"SWAT" colorada acionada, antes tarde do que nunca. Unidos por um só intuito: Reerguer o Internacional!

02:37:00


Era previsto, Falcão, com 20 dias de trabalho, apenas cinco jogos, estava com a corda no pescoço, pressionado para vencer, caso contrário, algum dos cartolas iria puxar a corda para enforcá-lo, isso me soa semelhante ao Diego Aguirre ano passado. A meta de Falcão era trazer o torcedor para perto de os jogadores, apoiar o elenco mesmo no atual momento (e mesmo na crise, apoio e alento nunca faltou), e com isso Inter voltar a ganhar, arrumar a bagunça de Argel dando para equipe infiltrações pelo meio, posse de bola, bola ao chão e jogo bonito em pouco tempo, não obteve sucesso, incluindo seus pedidos por reforços. Exceto Nico López.
Falcão, ex-técnico do Internacional (Foto: Zero Hora)
No entanto, um dia anterior ao confronto com o Fluminense, torcedores foram protestar da melhor maneira possível; apoiando, cantando e pulando por seus guerreiros e assim mantiveram até o fim de todas as atividades. Chega o dia, o jogo contra o Fluminense, não nos interessava mais nada fora a vitória, quanta frustração, outra vez o objetivo não foi alcançado e o empate com sabor de limão puro seguiu nas margens do rio guaíba.

O sol renasce numa segunda-feira amarga, com ressaca, surge o anúncio da queda de Paulo Roberto Falcão, que só de multa rescisória levará 2 milhões e mais uma bolada até 2017. Futebol brasileiro em tempo de desespero não permite sequência. Desde já, obrigado pela tentativa, meu rei. Tu foste o menos culpado. O presidente Vitório Piffero desde então era um dos mais citados negativamente, visto como O CULPADO REAL, o que não deixa de ser verdade.


Da esquerda para a direita: Luiz Henrique Nuñez de Oliveira (2º vice-presidente), Vitorio Piffero, Fernando Carvalho, Celso Roth, Ibsen Pinheiro, Pedro Affatato (1º vice-presidente) e Newton Drummond (Foto: Inter/Divulgação)
Da esquerda para a direita: Luiz Henrique Nuñez de Oliveira (2º vice-presidente), Vitorio Piffero, Fernando Carvalho, Celso Roth, Ibsen Pinheiro, Pedro Affatato (1º vice-presidente) e Newton Drummond (Foto: Inter/Divulgação)


SWAT COLORADA.

Falando em Vitório Piffero, nosso atual cartola maior, finalmente acordou do coma, finalmente abriu os olhos para a realidade e procurou seu mestre, ensinador nato, ele mesmo, O MAIOR PRESIDENTE DA HISTÓRIA DO CLUBE DO POVO, Fernando Carvalho.

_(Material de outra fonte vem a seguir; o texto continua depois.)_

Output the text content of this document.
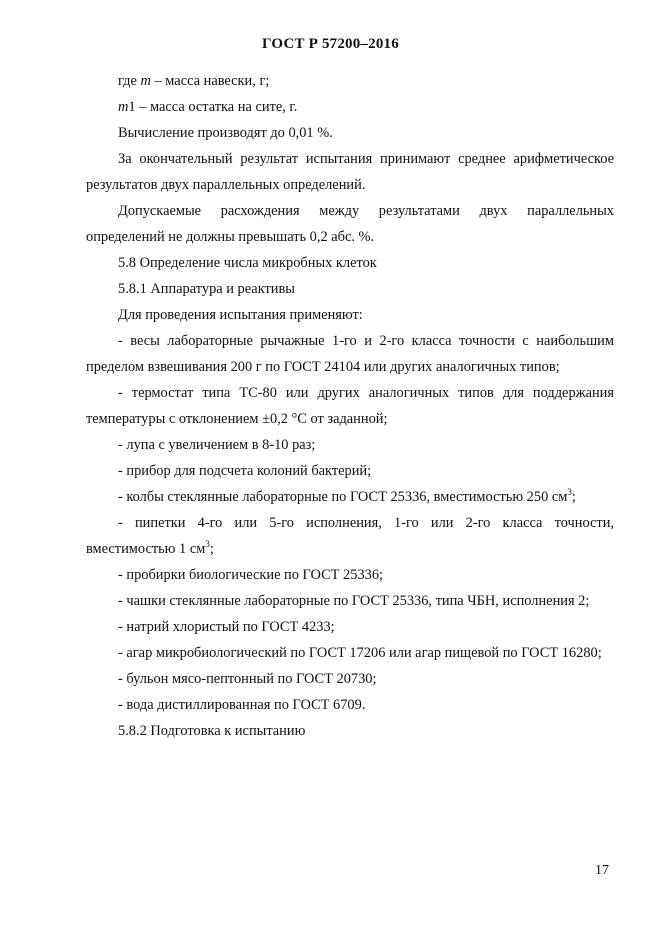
ГОСТ Р 57200–2016

где m – масса навески, г;

m1 – масса остатка на сите, г.

Вычисление производят до 0,01 %.

За окончательный результат испытания принимают среднее арифметическое результатов двух параллельных определений.

Допускаемые расхождения между результатами двух параллельных определений не должны превышать 0,2 абс. %.

5.8 Определение числа микробных клеток

5.8.1 Аппаратура и реактивы

Для проведения испытания применяют:

- весы лабораторные рычажные 1-го и 2-го класса точности с наибольшим пределом взвешивания 200 г по ГОСТ 24104 или других аналогичных типов;

- термостат типа ТС-80 или других аналогичных типов для поддержания температуры с отклонением ±0,2 °С от заданной;

- лупа с увеличением в 8-10 раз;

- прибор для подсчета колоний бактерий;

- колбы стеклянные лабораторные по ГОСТ 25336, вместимостью 250 $см^3$;

- пипетки 4-го или 5-го исполнения, 1-го или 2-го класса точности, вместимостью 1 $см^3$;

- пробирки биологические по ГОСТ 25336;

- чашки стеклянные лабораторные по ГОСТ 25336, типа ЧБН, исполнения 2;

- натрий хлористый по ГОСТ 4233;

- агар микробиологический по ГОСТ 17206 или агар пищевой по ГОСТ 16280;

- бульон мясо-пептонный по ГОСТ 20730;

- вода дистиллированная по ГОСТ 6709.

5.8.2 Подготовка к испытанию

17
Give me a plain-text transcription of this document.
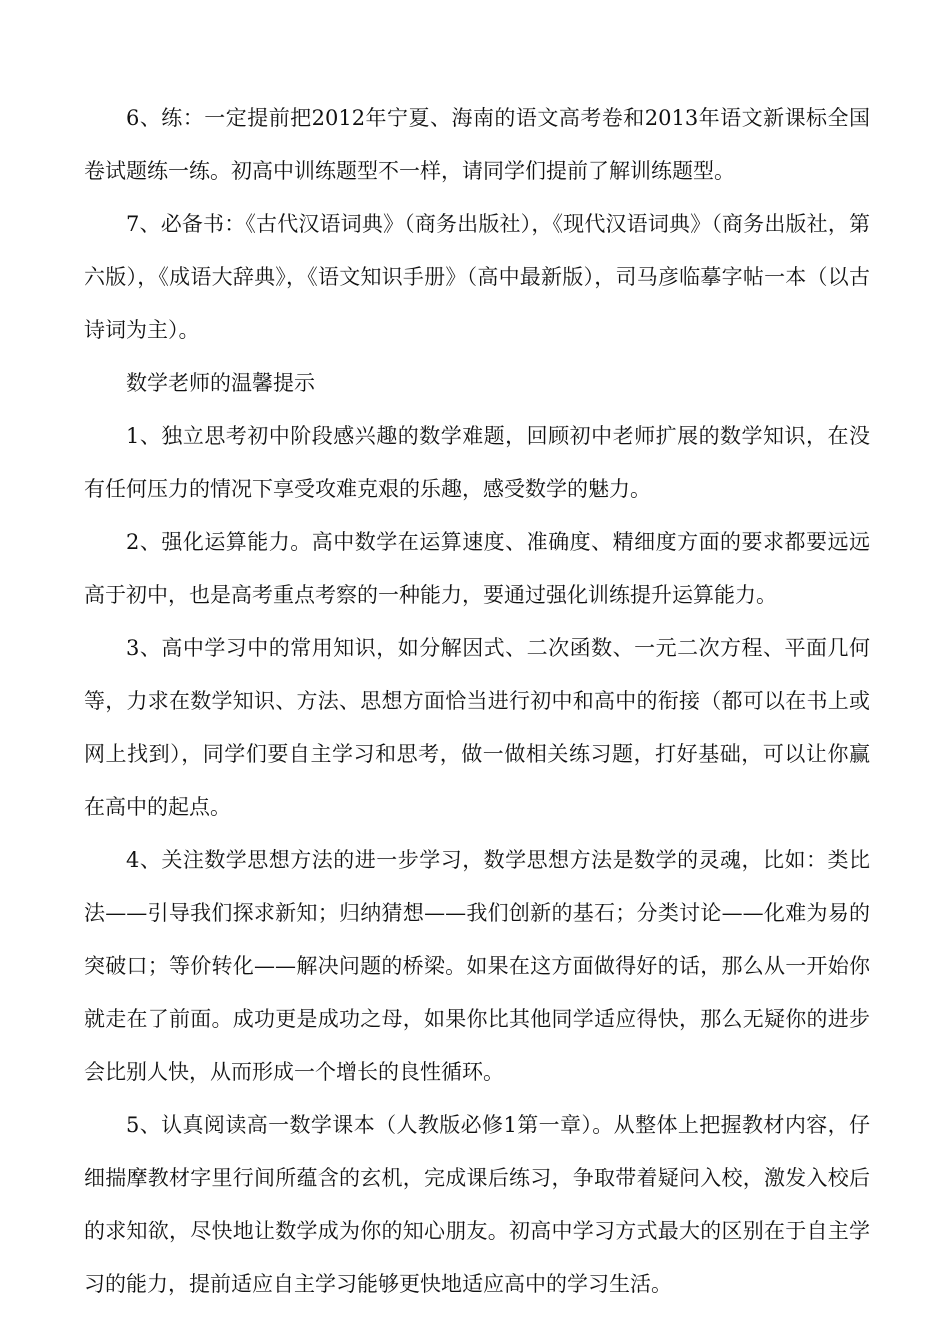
6、练：一定提前把2012年宁夏、海南的语文高考卷和2013年语文新课标全国卷试题练一练。初高中训练题型不一样，请同学们提前了解训练题型。

7、必备书：《古代汉语词典》（商务出版社），《现代汉语词典》（商务出版社，第六版），《成语大辞典》，《语文知识手册》（高中最新版），司马彦临摹字帖一本（以古诗词为主）。

数学老师的温馨提示

1、独立思考初中阶段感兴趣的数学难题，回顾初中老师扩展的数学知识，在没有任何压力的情况下享受攻难克艰的乐趣，感受数学的魅力。

2、强化运算能力。高中数学在运算速度、准确度、精细度方面的要求都要远远高于初中，也是高考重点考察的一种能力，要通过强化训练提升运算能力。

3、高中学习中的常用知识，如分解因式、二次函数、一元二次方程、平面几何等，力求在数学知识、方法、思想方面恰当进行初中和高中的衔接（都可以在书上或网上找到），同学们要自主学习和思考，做一做相关练习题，打好基础，可以让你赢在高中的起点。

4、关注数学思想方法的进一步学习，数学思想方法是数学的灵魂，比如：类比法——引导我们探求新知；归纳猜想——我们创新的基石；分类讨论——化难为易的突破口；等价转化——解决问题的桥梁。如果在这方面做得好的话，那么从一开始你就走在了前面。成功更是成功之母，如果你比其他同学适应得快，那么无疑你的进步会比别人快，从而形成一个增长的良性循环。

5、认真阅读高一数学课本（人教版必修1第一章）。从整体上把握教材内容，仔细揣摩教材字里行间所蕴含的玄机，完成课后练习，争取带着疑问入校，激发入校后的求知欲，尽快地让数学成为你的知心朋友。初高中学习方式最大的区别在于自主学习的能力，提前适应自主学习能够更快地适应高中的学习生活。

Com o mesmo Veio o treinador contestado Celso Juarez Roth, também conhecido como salvador da pátria, o treinador do “mazembaço” e dos 5x2. Ibsen Pinheiro e Newton Drummond (Chumbinho), vieram na mesma carona ara complementar o departamento de futebol de Piffero e a comissão técnica de Roth. Todos que retornaram ao Gigante para sempre conhecem bem a casa, são todos crias da casa e entedem tanto de futebol, quanto de todo o vestiário colorado.

HORA DE SEGUIR APOIANDO.

Celso Roth entende sim de futebol, queiram ou não, ele entende, por mais que seu nome não costuma soar bem entre os torcedores, muito por ocasião de seu histórico recente com nós em sua passagem de 2010, logo após a libertadores e campeonato brasileiro. Aquele ano ainda machuca. Sejamos sinceros, Roth tem sua fama de durão, ríspido e realista além do limite... o que quero dizer é: Quando Roth foi contratado em inicio de temporada? Quando ele pôde trabalhar um ano inteiro por um clube (com direito a pré-temporada e pedir alguma contratação)? Reflitam. Obviamente o novo-velho comandante vai chegar chutando a porta do vestiário, gritar com jogador A ou B, pedindo gana, raiva da derrota, apontar o dedo na cara do mesmo ou afastá-lo por algum ato de indisciplina, sendo dentro ou fora de campo, seja ele psicológica ou fisicamente. Mas não deixará o Inter cair e nem seguir perto da zona de rebaixamento.

Não é hora para alfinetar, por enquanto... É O MOMENTO DE REACENDER A CONFIANÇA. Que recomece a senda de vitórias, que reinicie o alívio, e que o grito de vitória após o apito final volte.

ACIMA DE TUDO, É O INTER! SOMOS A RESISTÊNCIA!